Une professeure pas comme les autres donc, qui correspond bien aux gens qui sont quelque chose et non à ceux qui ne sont rien, c’est à dire ceux dont le président de la République parlaient au début de son mandat.
L’autre senior mis à l’honneur est un riche viticulteur bourguignon présentant ainsi une image « terroir » au site web. Différents segments électoraux y sont présents : on retrouve également un restaurateur, un patron de pub irlandais, une infirmière pas rancunière, un artiste plasticien ou encore un éleveur. On découvre aussi Nathalie, fondatrice de l’association des mères combattantes, dont la présence cautionne une forme de société civile « sauce macron » et en même temps une diversité.
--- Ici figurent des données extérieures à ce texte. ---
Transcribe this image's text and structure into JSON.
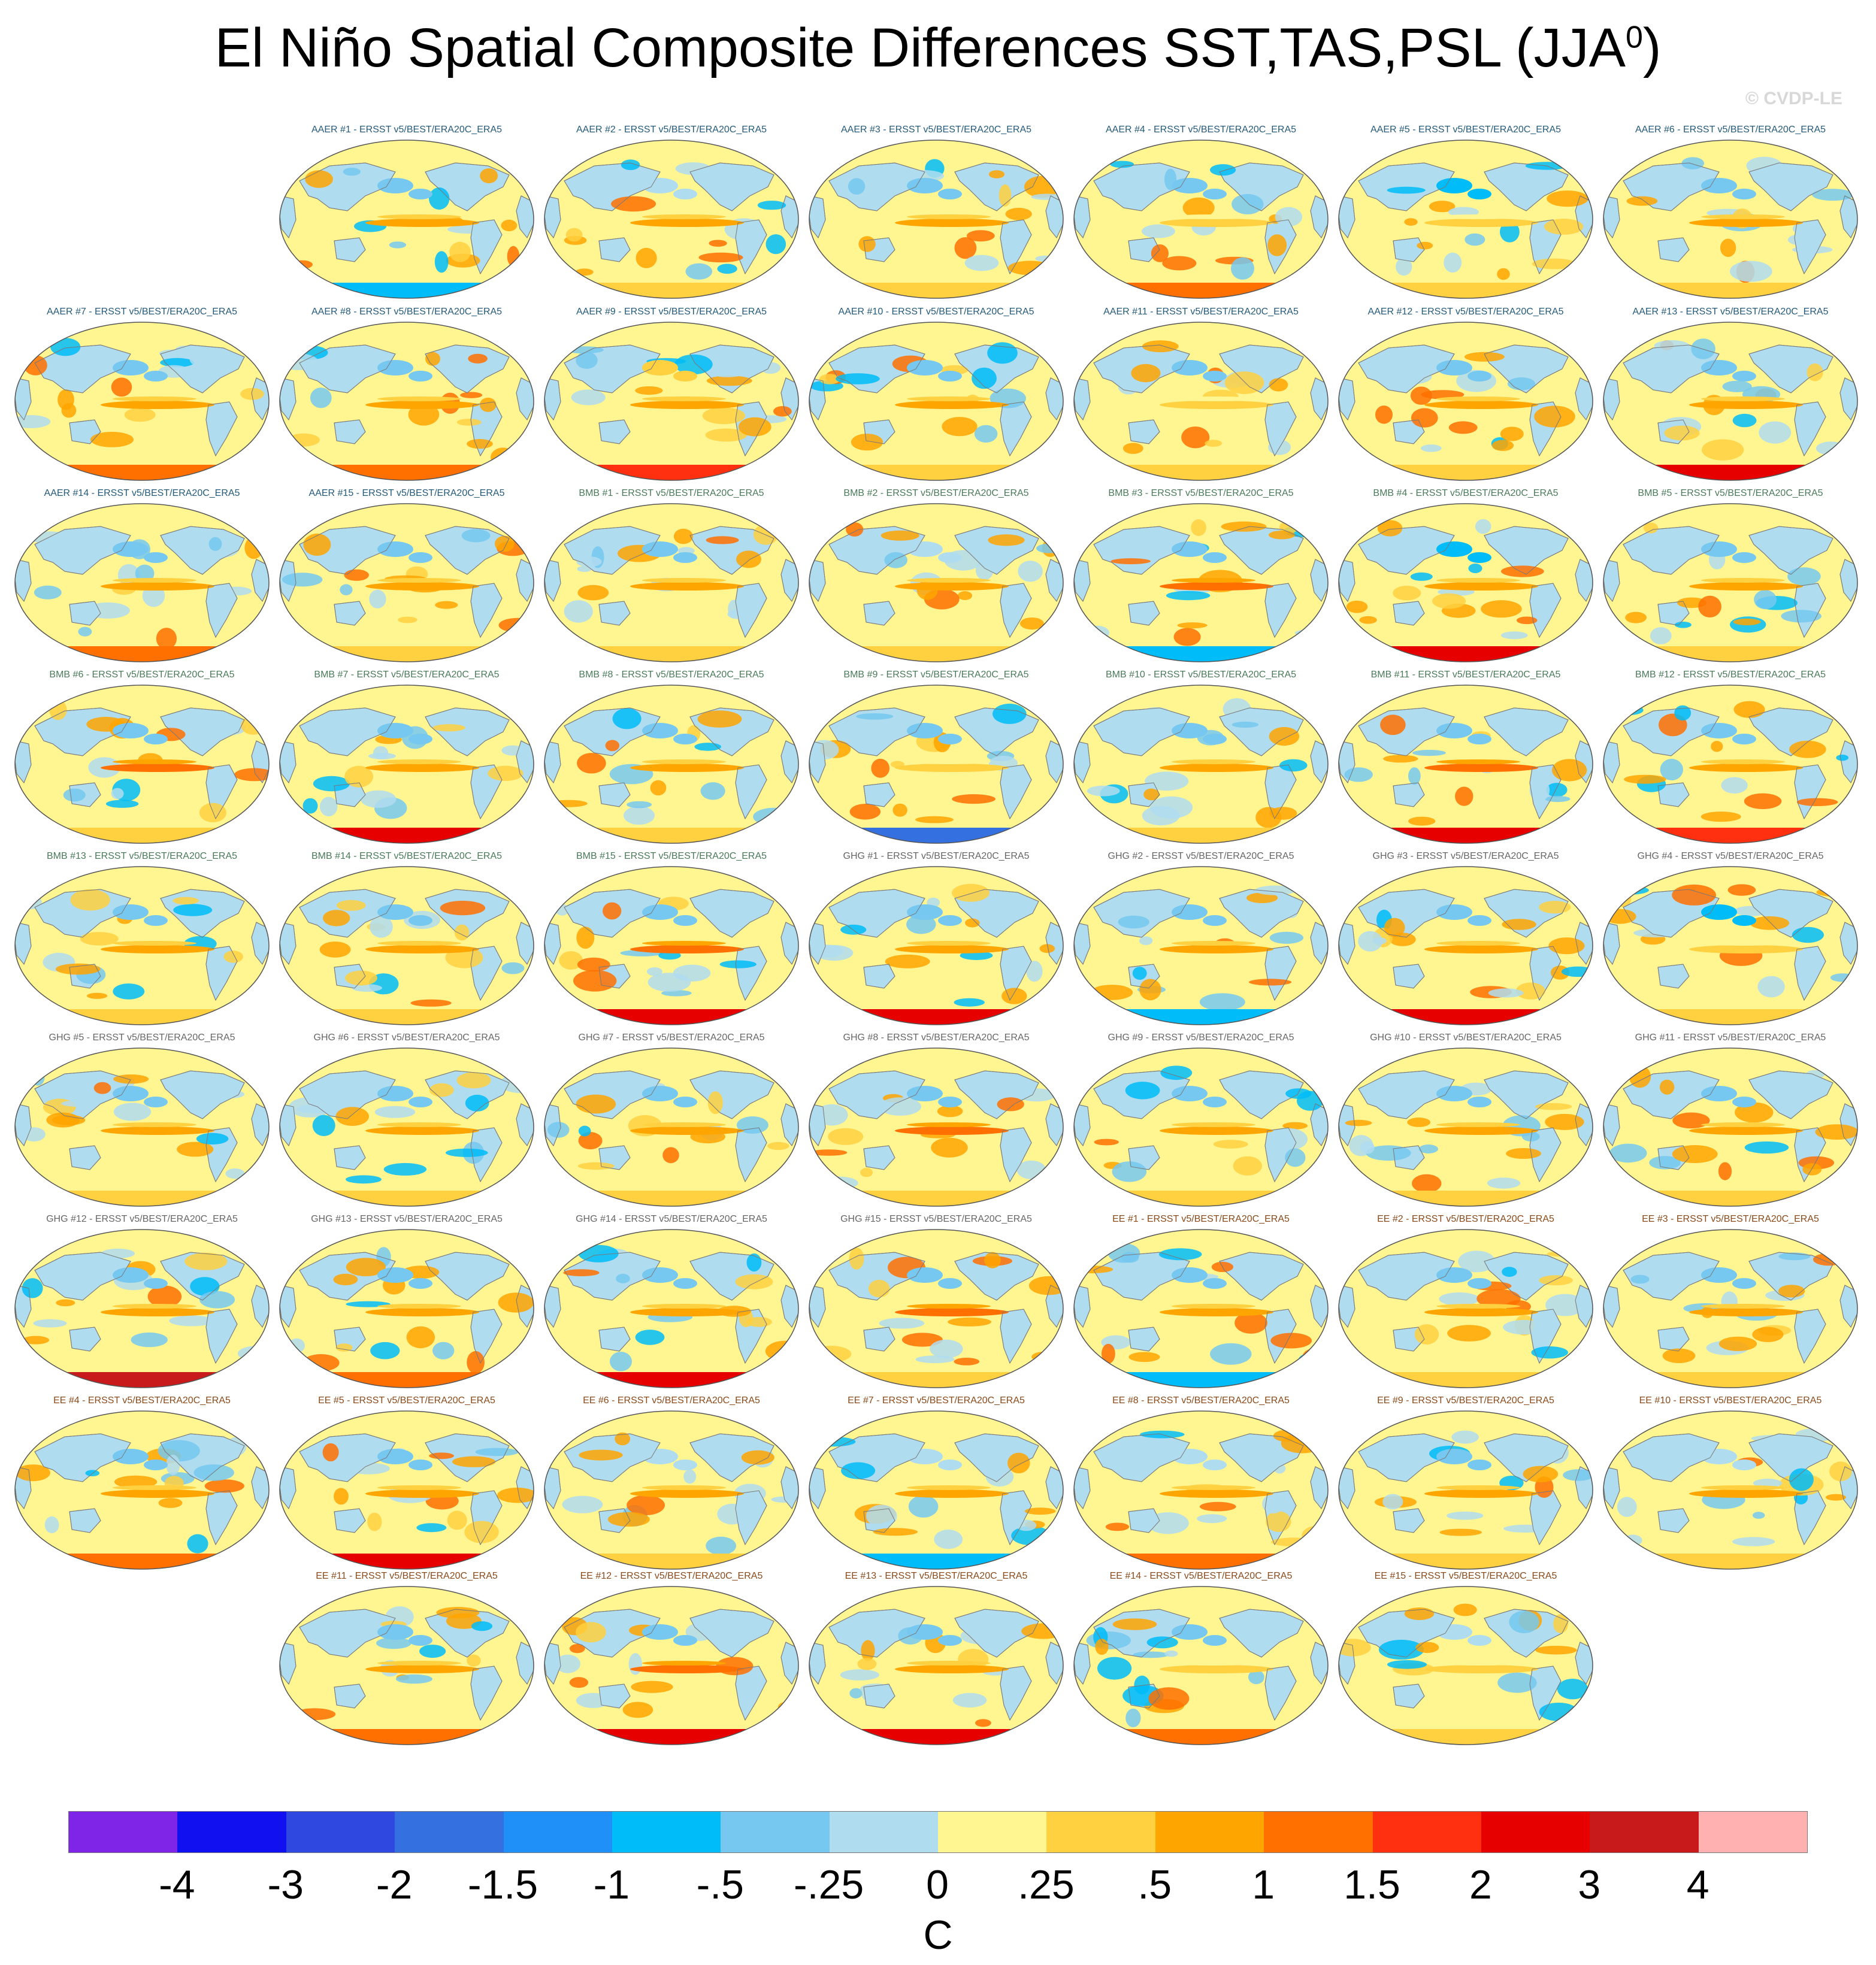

Elle ne dispose pas de site internet, en revanche.
Tous les témoignages sont évidemment positifs et mielleux reprenant les idées déjà éculées en 2017 de la société civile. Dans la réclame présidentielle, on peut notamment retrouver l’idée selon laquelle est reprochée à En Marche ! ou La République En Marche ! (on y perd un peu son latin, NdlR) de ne pas être composé de politiciens de métier. Un reproche repris comme une fierté et qui explique pourquoi la majorité macroniste serait la seule à écouter les Français.
Pour ceux qui auraient encore des doutes sur la nature même de l’initiative, un fuite ou une erreur organisée (ou non d’ailleurs, NdlR) laisse peu de doute : les ministres Dussopt et Riester ont relayé gentiment l’adresse du site. Parmi les abonnés du compte Twitter dédié « avecvous2022 » figurent des ministres comme Marc Fesneau, mais aussi le « labrador de service », Gabriel Attal.
Quinze grandes villes ont connu concomitamment à cette mise en ligne une petite campagne d’affichage. Un tract sera distribué au début du mois de février, de quoi préparer tranquillement la mise en orbite du satellite Macron avec un élément de campagne tout trouvé : la défense d’un bilan fantasmé et l’idée d’ouverture appuyée sur la possibilité de participer à cette mascarade orchestrée, en enregistrant une courte vidéo.
Autosatisfaction, société civile et un zeste de démocratie participative façon « Ségolène Royal »… En communicant averti Macron emprunte de nombreuses références à celles de ses prédécesseurs et devrait calquer sa campagne sur celle de Mitterrand en 1988 avec une entrée officielle tardive. Pour faire plaisir à son hémisphère gauche mourant, il aborde déjà le thème de l’unité, la volonté de se placer au-dessus de la mêlée, mais aussi et surtout ne jamais s’excuser.
Une stratégie habile et audacieuse qui confirme que si la mandature Macron aura suscité un rejet inédit d’une majorité de Français, le président demeure une « bête à cornes » de campagne. Face à ce grand favori dans les sondages, ses adversaires bien avisés devront envisager leur restructuration d’après cette présidentielle naissante et envisager aussi 2027.